Entry interaction tracking

Automatic tracking is enabled when entry elements follow the standard data-attribute pattern. Pass false for any interaction type that your application does not want to observe:

const optimization = new ContentfulOptimization({
  clientId: 'your-client-id',
  autoTrackEntryInteraction: { hovers: false },
})

Use manual element overrides when the DOM structure does not fit automatic observation:

optimization.tracking.enableElement('views', element, {
  data: {
    entryId: resolvedEntry.entry.sys.id,
    optimizationId: resolvedEntry.selectedOptimization?.experienceId,
    optimizationContextId: resolvedEntry.optimizationContextId,
    variantIndex: resolvedEntry.selectedOptimization?.variantIndex ?? 0,
  },
})

optimizationContextId is SDK-owned context for follow-up event enrichment and diagnostics.

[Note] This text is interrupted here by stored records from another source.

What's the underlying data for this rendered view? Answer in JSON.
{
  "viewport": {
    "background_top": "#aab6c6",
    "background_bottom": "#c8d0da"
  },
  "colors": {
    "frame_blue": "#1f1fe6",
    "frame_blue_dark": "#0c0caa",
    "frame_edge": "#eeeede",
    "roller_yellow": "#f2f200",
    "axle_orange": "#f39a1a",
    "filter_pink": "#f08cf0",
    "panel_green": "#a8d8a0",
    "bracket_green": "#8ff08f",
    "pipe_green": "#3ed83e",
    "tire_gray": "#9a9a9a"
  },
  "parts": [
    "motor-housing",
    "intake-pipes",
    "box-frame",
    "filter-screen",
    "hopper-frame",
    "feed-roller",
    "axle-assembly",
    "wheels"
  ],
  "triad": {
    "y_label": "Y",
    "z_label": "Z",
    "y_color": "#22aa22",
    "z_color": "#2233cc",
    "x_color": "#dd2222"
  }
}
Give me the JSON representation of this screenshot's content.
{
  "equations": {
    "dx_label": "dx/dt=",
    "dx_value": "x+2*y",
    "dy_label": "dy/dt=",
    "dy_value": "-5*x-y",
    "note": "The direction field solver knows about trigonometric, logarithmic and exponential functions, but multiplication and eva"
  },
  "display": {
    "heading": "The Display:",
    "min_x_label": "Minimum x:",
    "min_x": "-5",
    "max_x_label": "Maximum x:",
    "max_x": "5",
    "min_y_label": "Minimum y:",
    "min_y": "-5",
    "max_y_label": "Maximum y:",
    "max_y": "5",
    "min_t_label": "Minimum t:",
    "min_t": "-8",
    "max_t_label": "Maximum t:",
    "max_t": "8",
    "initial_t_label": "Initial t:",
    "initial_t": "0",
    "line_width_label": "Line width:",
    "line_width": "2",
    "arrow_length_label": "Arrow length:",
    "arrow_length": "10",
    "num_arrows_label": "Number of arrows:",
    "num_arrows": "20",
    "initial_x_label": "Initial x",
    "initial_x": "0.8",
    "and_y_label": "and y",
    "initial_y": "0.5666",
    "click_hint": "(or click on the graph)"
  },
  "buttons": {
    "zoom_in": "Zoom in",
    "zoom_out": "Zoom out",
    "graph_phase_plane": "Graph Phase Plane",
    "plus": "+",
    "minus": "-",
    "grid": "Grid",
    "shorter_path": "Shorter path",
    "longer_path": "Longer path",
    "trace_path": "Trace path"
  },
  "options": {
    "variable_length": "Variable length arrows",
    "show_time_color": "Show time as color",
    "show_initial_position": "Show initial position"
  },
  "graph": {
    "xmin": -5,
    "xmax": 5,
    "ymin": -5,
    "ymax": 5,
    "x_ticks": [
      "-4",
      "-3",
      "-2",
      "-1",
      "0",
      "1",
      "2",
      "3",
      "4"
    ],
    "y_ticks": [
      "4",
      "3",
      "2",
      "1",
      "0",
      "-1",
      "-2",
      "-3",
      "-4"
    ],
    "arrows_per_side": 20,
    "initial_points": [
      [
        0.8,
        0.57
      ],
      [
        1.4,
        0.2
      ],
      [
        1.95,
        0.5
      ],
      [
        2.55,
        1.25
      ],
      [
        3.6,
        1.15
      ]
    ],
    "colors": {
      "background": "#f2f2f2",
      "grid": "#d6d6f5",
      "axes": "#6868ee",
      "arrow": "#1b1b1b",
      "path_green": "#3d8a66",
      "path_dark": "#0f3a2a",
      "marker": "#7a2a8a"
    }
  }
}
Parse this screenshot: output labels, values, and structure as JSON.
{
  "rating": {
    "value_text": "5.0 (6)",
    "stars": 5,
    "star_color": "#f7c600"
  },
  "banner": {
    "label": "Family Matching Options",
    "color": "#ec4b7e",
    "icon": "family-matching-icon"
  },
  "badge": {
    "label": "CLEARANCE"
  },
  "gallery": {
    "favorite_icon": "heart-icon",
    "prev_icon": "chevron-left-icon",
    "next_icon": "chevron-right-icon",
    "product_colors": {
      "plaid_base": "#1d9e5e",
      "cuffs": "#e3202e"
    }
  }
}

It is not an API event payload field.

For detection thresholds, data attributes, click and hover behavior, and manual overrides, use the Web SDK integration guide.

State subscriptions

The stateful Web SDK exposes observable state for UI feedback and integration glue:

const unsubscribe = optimization.states.profile.subscribe((profile) => {
  console.log(profile?.id)
})

Common state streams include consent, persistenceConsent, profile, selectedOptimizations, blockedEventStream, eventStream, and preview-panel state. Optimization changes are internal state consumed through flag and entry resolution, not an optimization.states.changes stream. Use the generated reference for the complete states surface.

Runtime notes

  • Browser storage persistence is best-effort. If localStorage writes fail, the SDK continues with in-memory state and retries persistence on subsequent writes.
  • reset() clears internal state except consent and persistence consent. Use it when the active profile changes.
  • flush() drains queued Insights API and Experience API events.
  • Browser lifecycle events use navigator.sendBeacon() for last-chance Insights delivery.
  • destroy() releases listeners and singleton ownership for explicit teardown paths such as tests or hot-reload workflows.
  • Lifecycle interceptors exist for first-party SDK and preview-panel integration. Most application code does not need them directly.